Imagine – Think – Reason
I was taking a course on how to teach music to adults (why?!) and when we would talk about lesson plans, the teacher emphasised that we had to incorporate language, maths and ICT concepts and activities in the lessons. We discussed about the connection on music and maths and everyone else agreed that it revolves around the topic of counting rhythms and dividing note values into bars. That’s not it! This is only one tiny granule of the whole concept of music and maths, it merely touches only the surface of it.
Music and Mathematics may also be the study of how sound is created and organised. The fundamentals of instrument tuning and creating a sound electronically involve mathematical equations, logarithms, frequencies, adding up sound waves, organising rations of the frequencies, and so on. And finding or coming up with the pattern of the sound wave, arranging the sound into patterns, adding or dividing, multiplying and subtracting from the basic formula of the sound wave and then arranging the new sounds into patterns, so eventually we could create the music (put in simplistic terms). I’ll call this the “physical study of music and maths” as one can almost touch the sound during the process. You can see the wave form, the equations, you can listen to the differences and how it finally becomes what you desire. Perhaps this talk, by Scott Rickard may give a small insight to this topic (Scott Rickard: The beautiful math behind the world’s ugliest music, filmed September 2011 at TEDxMIA)

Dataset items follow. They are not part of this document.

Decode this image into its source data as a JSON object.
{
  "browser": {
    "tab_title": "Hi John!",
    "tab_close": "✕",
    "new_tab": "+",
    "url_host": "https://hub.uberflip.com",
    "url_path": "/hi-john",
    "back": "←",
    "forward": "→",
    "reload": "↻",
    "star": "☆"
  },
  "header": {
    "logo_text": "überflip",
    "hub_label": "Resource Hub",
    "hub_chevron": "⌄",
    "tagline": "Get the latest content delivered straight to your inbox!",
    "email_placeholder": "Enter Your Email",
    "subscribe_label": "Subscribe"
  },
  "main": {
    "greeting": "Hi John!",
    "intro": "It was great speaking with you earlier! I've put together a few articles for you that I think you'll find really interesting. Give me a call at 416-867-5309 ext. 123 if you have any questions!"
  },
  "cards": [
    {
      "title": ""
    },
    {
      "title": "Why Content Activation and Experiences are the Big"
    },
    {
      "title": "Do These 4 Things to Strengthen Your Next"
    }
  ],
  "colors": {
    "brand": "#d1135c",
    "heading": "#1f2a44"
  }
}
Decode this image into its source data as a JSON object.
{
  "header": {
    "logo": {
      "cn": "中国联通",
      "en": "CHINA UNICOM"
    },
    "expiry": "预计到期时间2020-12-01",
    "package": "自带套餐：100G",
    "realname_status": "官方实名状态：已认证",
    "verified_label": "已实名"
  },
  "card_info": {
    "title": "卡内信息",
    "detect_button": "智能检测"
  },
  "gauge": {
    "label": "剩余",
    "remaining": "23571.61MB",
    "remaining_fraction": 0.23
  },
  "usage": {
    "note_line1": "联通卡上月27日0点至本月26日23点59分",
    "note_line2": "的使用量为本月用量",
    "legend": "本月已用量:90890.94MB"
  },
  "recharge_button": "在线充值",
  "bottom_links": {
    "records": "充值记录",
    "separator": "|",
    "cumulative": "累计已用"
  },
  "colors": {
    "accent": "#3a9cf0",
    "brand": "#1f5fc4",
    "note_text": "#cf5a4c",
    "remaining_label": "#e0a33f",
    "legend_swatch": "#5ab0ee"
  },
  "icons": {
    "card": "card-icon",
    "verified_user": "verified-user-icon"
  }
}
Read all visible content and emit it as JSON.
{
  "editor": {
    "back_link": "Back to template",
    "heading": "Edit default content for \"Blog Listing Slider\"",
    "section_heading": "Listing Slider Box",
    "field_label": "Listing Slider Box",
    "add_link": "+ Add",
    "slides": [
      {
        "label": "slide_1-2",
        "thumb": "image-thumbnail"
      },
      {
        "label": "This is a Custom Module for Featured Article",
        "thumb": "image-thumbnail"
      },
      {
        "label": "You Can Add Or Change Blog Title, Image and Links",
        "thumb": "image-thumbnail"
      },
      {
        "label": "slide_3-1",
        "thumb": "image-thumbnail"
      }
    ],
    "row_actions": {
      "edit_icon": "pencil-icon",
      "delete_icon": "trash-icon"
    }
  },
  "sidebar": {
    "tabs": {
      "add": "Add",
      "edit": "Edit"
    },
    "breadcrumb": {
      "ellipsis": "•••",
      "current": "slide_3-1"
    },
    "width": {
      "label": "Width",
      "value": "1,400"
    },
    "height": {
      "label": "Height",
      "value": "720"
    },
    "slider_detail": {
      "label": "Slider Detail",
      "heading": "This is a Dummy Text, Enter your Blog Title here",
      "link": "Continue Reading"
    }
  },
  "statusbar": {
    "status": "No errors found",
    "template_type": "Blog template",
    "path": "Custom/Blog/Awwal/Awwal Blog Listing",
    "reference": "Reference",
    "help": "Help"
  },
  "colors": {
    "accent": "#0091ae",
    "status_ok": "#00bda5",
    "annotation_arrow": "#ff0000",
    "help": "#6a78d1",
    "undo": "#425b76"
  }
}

How the philosophy of Music and Maths speaks to me is a little bit more abstract or intangible and Roger Antonsen‘s, (TEDtalk Roger Antonsen: Math is the hidden secret to understanding the world, filmed January 2015 at TedxOslo) talk explains it very well. It’s about understanding the world around us. The connection between maths and the world for me is music. The reason is because I can apply my knowledge of music in every day problems, tasks, philosophies, social interactions, learning, teaching and so on… As the video suggests, mathematics is a process of finding and creating patterns, music translates patterns into sound giving them another dimension.
Mathematics and Music (kindly) force people to always be thinking to find solutions or ways to avoid errors or undesired conclusions, study from the past and create something new. And that is my fundamental point. It’s easy to be given a formula and apply it on a specific task to come up with an answer, but how easy is it to come up with that formula relying on knowledge of the subject? Through both subjects the brain is trained to be consciously seeking information through past knowledge and apply it on new grounds. With music one can immediately listen to ‘it’ as well. When teaching music my primary goal is to assist the brain to create more connections as the brain usually keeps the connections it needs and “forgets” about others made in the past. There is extended research on this subject.
Mathematics is explained as an abstract science and I find Music to be an abstract science. The subjects are so abstract that give meaning to anything they are applied to. They are an idea, a concept. What breaks the walls and the boundaries of the brain. Something that can not be physically felt but exists because it is emotionally felt. Meant to elevate the soul and ground our existence. By knowing this, you can apply your knowledge to understanding the rest of your world. Not everyone will become mathematicians and not everyone will become musicians. What everyone should aim to become is rounded thinking adults capable of living in harmony, finding solutions, being adaptable and progressing as beings.